И он подчеркнул слово «вам» с тем, чтобы открыть своему другу природу недуга и трудность его лечения.

– Вы говорите это, Рауль, основываясь на письме, которое я написал.

– Да, конечно… Давайте поговорим об этом попозже, после того как вы поделитесь со мною своими радостями и горестями.

– Друг мой, я весь, весь в вашем распоряжении, весь ваш, и сейчас же…

– Благодарю вас. Я тороплюсь… я горю… я приехал из Лондона вдвое быстрее, чем государственные курьеры. Чего же вы от меня хотели?

– Но ничего другого, кроме того, чтобы вы приехали.

– Я, как видите, перед вами.

– Значит, все хорошо.

– Мне кажется, у вас есть для меня еще что-то.

– Но мне нечего вам сказать!

– Де Гиш!

– Клянусь честью!

– Вы но для того без стеснения оторвали меня от моих иллюзий; не для того подвергли немилости короля, потому что это возвращение – нарушение его воли; но для того впустили мне в сердце ревность, эту безжалостную змею, чтобы сказать: «Все хорошо, спите спокойно».

– Я не говорю вам: «Спите спокойно», Рауль; но, поймите меня хорошенько, я не хочу и не в состоянии сказать вам что-либо большее.

– За кого же вы меня принимаете?

– То есть как?

– Если вы о чем-то осведомлены, почему вы таите от меня то, что знаете? Если ни о чем не осведомлены, то почему вы предупредили меня?

– Это правда, я виноват перед вами. О, я раскаиваюсь, видите, Рауль, я раскаиваюсь. Написать другу «приезжайте» – это ничто. Но видеть этого друга перед собой, чувствовать, как он дрожит, как задыхается в ожидании слова, которого не смеешь сказать ему…

– Посмейте! У меня хватит мужества, если его мало у вас! – в отчаянии воскликнул Рауль.

– Вот до чего вы несправедливы и вот до чего забывчивы! Вы забыли, что имеете дело с обессилевшим раненым… Ну, успокойтесь же! Я вам сказал: «Приезжайте!» Вы приехали. Не требуйте же ничего сверх этого у бедняги де Гиша.

– Вы мне посоветовали приехать, надеясь, что я сам увижу и разберусь, не так ли?

– Но…

– Без колебаний!

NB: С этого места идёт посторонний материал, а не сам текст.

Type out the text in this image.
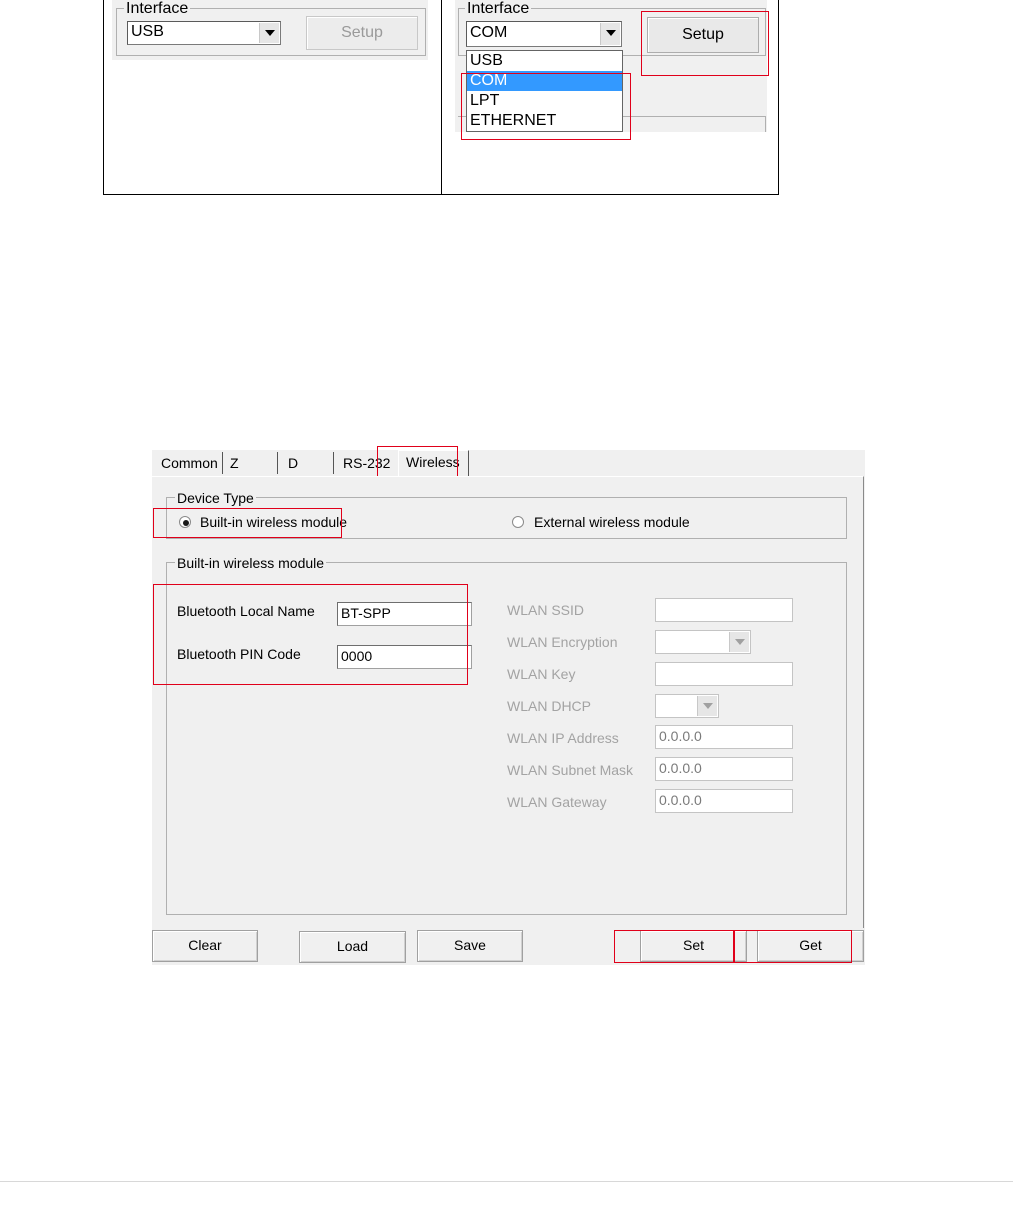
Interface
USB	Setup
Interface
COM
USB
COM
LPT
ETHERNET
Setup
Common Z	D	RS-232 Wireless
Device Type
Built-in wireless module	External wireless module
Built-in wireless module
Bluetooth Local Name BT-SPP
Bluetooth PIN Code	0000
WLAN SSID
WLAN Encryption
WLAN Key
WLAN DHCP
WLAN IP Address	0.0.0.0
WLAN Subnet Mask 0.0.0.0
WLAN Gateway	0.0.0.0
Clear	Load	Save	Set	Get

Я видел.

– Ах!

– Или, по крайней мере, мне показалось…

– Вот видите, вы сомневаетесь. Но если вы сомневаетесь, бедный мой друг, что же остается на мою долю?

– Я видел смущенную Лавальер… испуганную Монтале… короля.

– Короля?

– Да… Вы отворачиваетесь… здесь-то и таится опасность… Зло именно здесь, не так ли? Это король?..

– Я молчу.

– Своим молчанием вы говорите в тысячу и еще тысячу раз больше, чем могли бы сказать словами. Фактов – прошу, умоляю вас – фактов! Мой друг, мой единственный друг, говорите! У меня изранено и кровоточит сердце, я умру от отчаяния!

– Если так, Рауль, вы облегчаете мое положение, и я позволю себе говорить, уверенный, что сообщу только то, что гораздо утешительнее по сравнению с тем отчаянием, в котором я вижу вас.

– Я слушаю, слушаю…

– Ну, – сказал граф де Гиш, – я могу сообщить вам лишь о том, что вы могли бы узнать от первого встречного.

– От первого встречного! Значит, об этом уже болтают! – воскликнул Рауль.

– Прежде чем говорить «об этом болтают», узнайте, о чем, собственно, могут болтать, дорогой мой. Клянусь вам, речь идет о вещах по существу совершенно невинных – может быть, о прогулке…

– А! О прогулке с королем?

– Ну да, с королем; мне кажется, что король достаточно часто совершает прогулки с дамами для того, чтобы…

– Повторяю, вы не написали бы мне, если б эта прогулка была заурядна.

– Я знаю, что во время грозы королю было бы, конечно, удобнее укрыться в каком-нибудь доме, чем стоять с непокрытой головою перед Лавальер. Но…

– Но?..

– Но король отличается отменною вежливостью.

– О де Гиш, де Гиш, вы меня убиваете!